Failure is inevitable. We have all failed, and we will continue to do so. As writers, it might be by failing to win a project … failing to bring in the sales we’d hoped for … or maybe having a critical typo (such as “can’t” instead of “can”). So don’t panic when you fail at something. Instead, “fail forward” so you learn and benefit from the experience — and set yourself up for success in the future. How to do that? Let me share a few of my own “fail forward” strategies:
- Be honest with yourself. Don’t give your failure more meaning than it should have, but don’t minimize its importance, either. Recognize and acknowledge that things didn’t go the way you intended.
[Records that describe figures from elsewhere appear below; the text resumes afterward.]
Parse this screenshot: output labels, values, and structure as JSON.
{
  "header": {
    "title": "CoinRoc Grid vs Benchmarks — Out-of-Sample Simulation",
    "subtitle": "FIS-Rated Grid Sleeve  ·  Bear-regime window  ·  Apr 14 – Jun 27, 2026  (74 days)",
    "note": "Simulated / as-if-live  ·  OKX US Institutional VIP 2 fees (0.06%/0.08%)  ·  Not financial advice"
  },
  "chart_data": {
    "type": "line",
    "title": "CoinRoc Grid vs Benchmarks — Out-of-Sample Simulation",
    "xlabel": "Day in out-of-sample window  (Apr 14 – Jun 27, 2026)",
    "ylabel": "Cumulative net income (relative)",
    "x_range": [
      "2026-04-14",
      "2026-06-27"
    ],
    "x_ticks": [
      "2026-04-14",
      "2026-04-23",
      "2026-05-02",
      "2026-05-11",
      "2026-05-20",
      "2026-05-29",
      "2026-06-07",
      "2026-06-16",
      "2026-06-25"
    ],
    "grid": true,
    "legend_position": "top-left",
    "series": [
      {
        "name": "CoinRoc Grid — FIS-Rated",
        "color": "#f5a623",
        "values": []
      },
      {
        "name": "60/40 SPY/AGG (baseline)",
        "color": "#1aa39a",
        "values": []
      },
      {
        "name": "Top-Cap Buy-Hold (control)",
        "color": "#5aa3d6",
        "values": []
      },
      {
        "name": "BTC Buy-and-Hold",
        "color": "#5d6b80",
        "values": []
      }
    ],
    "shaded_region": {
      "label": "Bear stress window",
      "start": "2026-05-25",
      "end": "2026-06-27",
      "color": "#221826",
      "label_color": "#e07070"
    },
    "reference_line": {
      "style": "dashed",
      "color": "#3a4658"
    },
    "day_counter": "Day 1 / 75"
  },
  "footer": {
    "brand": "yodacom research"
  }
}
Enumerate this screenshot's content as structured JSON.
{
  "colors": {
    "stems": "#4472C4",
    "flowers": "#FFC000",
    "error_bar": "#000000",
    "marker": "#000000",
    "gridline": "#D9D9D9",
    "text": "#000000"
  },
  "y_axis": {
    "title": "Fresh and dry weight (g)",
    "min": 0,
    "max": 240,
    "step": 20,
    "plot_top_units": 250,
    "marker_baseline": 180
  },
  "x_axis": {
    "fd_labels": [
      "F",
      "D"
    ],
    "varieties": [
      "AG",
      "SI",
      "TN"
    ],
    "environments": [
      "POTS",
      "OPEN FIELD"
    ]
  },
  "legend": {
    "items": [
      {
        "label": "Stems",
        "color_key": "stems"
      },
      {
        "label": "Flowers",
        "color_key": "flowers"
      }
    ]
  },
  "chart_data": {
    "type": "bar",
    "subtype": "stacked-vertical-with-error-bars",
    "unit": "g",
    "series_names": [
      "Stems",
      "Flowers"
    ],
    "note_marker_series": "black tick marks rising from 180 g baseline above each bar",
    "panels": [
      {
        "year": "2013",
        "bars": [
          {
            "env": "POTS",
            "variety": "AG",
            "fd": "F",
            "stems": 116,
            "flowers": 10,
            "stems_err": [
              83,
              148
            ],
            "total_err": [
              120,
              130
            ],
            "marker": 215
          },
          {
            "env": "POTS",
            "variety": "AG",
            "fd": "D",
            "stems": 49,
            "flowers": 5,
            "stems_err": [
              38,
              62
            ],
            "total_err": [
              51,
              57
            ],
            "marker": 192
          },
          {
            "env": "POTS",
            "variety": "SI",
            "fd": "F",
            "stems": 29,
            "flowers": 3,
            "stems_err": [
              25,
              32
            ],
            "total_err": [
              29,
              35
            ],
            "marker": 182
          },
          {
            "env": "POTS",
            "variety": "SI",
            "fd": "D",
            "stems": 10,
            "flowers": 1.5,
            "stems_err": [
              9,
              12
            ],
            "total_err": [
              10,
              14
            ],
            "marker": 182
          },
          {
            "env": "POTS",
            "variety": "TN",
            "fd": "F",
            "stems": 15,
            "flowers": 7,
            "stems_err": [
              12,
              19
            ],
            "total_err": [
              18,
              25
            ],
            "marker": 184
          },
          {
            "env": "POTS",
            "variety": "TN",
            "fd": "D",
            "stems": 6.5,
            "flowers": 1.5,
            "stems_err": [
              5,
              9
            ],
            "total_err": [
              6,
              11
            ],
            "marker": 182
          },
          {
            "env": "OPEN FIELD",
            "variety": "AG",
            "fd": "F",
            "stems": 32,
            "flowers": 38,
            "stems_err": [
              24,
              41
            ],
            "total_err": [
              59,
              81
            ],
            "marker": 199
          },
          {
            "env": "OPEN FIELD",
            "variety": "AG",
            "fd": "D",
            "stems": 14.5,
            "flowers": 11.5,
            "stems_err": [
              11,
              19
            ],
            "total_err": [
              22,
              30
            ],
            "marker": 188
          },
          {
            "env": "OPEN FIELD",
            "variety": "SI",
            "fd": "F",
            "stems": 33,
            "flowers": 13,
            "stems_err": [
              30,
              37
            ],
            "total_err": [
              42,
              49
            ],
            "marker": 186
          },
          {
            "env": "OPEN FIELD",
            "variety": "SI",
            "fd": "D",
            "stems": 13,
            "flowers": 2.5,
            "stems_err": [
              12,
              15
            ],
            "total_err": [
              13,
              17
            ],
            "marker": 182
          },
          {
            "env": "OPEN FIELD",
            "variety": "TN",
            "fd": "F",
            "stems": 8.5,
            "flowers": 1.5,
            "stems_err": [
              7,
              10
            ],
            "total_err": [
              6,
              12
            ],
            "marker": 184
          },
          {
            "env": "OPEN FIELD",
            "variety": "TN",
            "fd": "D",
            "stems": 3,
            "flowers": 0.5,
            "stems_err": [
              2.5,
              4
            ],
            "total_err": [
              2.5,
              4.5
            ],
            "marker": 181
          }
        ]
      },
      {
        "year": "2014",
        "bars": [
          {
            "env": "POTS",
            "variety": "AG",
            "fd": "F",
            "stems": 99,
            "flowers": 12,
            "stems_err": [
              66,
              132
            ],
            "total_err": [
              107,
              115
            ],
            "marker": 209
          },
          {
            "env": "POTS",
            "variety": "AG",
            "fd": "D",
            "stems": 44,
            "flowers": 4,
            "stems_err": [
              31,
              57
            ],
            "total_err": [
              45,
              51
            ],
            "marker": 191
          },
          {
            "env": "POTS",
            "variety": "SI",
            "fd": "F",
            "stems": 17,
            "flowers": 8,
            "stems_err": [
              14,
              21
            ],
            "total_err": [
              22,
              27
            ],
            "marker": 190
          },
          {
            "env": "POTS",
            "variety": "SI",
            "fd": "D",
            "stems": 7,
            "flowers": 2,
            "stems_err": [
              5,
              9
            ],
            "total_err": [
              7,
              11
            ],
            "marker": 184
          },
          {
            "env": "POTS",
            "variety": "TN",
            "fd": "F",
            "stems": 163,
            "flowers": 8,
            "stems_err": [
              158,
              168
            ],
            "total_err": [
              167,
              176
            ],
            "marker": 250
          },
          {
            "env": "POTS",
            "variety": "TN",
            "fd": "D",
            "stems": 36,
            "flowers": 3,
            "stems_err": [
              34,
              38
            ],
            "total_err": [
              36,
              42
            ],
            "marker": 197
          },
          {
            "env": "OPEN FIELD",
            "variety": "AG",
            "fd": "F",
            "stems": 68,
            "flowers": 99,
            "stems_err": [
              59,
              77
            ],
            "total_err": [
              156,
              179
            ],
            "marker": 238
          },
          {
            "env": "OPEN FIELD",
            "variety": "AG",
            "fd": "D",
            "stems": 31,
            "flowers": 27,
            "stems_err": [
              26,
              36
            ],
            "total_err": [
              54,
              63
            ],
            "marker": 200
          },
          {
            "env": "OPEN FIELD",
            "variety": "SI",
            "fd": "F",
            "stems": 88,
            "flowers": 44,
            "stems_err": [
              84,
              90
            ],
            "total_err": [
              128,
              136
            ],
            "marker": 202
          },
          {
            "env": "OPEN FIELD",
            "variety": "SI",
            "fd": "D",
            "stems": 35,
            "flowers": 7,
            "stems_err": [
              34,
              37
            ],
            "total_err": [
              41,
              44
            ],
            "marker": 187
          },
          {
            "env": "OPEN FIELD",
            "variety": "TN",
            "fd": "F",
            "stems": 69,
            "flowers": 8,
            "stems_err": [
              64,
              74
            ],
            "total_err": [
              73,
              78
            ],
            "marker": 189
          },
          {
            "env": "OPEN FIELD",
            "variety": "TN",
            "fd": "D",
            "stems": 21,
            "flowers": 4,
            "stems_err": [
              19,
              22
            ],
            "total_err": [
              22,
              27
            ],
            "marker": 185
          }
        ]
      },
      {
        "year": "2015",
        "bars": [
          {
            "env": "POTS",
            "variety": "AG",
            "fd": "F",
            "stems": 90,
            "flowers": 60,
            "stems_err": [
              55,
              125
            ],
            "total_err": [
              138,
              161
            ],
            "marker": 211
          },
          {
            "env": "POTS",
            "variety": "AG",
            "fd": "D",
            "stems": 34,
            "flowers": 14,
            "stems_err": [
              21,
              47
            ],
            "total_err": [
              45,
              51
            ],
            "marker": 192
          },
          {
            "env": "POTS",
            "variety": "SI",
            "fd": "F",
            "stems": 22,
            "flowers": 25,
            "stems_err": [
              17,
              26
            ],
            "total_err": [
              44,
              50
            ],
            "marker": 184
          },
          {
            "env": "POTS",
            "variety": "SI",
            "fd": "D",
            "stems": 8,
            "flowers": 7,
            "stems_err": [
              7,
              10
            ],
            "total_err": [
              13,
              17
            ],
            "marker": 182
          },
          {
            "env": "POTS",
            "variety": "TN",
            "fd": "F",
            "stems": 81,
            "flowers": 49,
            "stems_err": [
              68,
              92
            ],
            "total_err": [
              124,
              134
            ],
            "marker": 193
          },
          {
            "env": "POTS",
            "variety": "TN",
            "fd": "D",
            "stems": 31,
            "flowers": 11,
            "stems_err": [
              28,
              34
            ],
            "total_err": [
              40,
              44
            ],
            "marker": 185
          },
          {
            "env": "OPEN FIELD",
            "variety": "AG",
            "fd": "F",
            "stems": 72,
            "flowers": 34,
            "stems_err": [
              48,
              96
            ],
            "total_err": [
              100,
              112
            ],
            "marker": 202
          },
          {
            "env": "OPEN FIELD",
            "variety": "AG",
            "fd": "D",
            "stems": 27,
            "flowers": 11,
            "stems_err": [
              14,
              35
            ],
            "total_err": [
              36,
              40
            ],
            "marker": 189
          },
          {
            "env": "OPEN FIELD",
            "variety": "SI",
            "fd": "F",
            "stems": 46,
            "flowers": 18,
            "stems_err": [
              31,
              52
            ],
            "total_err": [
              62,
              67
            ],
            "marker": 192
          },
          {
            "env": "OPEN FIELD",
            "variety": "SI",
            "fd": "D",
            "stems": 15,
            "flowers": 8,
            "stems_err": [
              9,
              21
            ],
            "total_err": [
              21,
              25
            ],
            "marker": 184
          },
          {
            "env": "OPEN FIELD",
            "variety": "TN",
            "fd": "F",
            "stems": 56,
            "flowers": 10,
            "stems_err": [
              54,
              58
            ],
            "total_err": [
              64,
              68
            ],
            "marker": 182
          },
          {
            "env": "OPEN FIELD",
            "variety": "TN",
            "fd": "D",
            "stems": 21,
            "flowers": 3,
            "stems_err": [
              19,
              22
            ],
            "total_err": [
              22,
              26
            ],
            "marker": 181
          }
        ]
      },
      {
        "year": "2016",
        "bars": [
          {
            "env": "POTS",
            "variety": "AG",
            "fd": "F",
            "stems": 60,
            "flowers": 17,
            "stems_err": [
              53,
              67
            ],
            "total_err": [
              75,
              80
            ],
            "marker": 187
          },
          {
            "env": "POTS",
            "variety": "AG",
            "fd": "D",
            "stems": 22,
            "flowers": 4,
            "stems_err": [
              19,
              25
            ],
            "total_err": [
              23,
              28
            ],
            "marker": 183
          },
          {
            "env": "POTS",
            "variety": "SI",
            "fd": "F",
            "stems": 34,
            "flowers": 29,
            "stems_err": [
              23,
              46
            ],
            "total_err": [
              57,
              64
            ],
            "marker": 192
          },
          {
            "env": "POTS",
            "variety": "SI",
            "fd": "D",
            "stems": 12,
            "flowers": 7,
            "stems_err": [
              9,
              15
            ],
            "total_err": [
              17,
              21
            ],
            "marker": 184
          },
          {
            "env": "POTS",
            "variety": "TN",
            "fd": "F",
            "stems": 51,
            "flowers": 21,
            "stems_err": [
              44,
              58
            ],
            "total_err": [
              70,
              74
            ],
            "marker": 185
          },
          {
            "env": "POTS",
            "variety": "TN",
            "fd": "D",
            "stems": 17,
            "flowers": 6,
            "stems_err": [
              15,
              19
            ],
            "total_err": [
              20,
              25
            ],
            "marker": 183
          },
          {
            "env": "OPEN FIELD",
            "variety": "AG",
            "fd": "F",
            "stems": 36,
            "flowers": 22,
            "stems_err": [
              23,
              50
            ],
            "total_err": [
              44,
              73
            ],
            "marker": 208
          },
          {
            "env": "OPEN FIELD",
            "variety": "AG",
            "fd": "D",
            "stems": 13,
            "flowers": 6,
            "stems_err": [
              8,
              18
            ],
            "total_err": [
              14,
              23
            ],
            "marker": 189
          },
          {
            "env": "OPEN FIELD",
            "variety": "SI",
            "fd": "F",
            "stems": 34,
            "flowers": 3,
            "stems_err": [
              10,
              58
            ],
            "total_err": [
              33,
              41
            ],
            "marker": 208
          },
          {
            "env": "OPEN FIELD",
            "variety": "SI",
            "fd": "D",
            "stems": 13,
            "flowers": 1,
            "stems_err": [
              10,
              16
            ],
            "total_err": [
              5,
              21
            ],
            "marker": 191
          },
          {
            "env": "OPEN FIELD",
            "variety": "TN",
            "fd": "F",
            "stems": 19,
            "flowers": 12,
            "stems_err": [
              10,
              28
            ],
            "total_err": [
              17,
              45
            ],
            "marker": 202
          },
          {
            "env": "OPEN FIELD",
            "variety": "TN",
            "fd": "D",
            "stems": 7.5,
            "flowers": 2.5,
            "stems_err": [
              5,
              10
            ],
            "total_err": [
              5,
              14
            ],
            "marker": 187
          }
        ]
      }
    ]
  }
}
And go ahead and wallow — briefly. It’s okay to feel sorry for or angry with yourself. Burying these kinds of feelings makes them more likely to well up later in an unproductive way. So let yourself feel these emotions, but only for a short time.
- Pull the plug on the negativity by commending yourself for trying. Many people don’t have the courage to write — never mind attempt to earn a living as a writer. But you do! Celebrate this, and the fact that you’re working hard to create the life you want.
- Examine the failure as objectively as possible. This can be difficult, so it may help to picture yourself as an uninterested third person, or as if you’re trying to help a friend through a challenge. Why didn’t things work as expected? What are some alternatives? Spend time thinking, learning, and absorbing.
- Take stock of the current situation. Is any of it salvageable, and if so, is it worth saving? Decide whether it makes more sense to start from where you are, or from scratch — or if it’s time to move on altogether.
- Throw yourself into your next project with gusto, whether it’s brand-new or a revamp of your failed efforts. Stay busy and maintain your focus on moving forward.
Follow these steps and soon enough, your failures will be mere tiny blips on the timeline of your writer’s life. They won’t sting the way they first did, and they’ll make you stronger and wiser. And when you do succeed, the difficulties you’ve encountered will make your victory that much sweeter.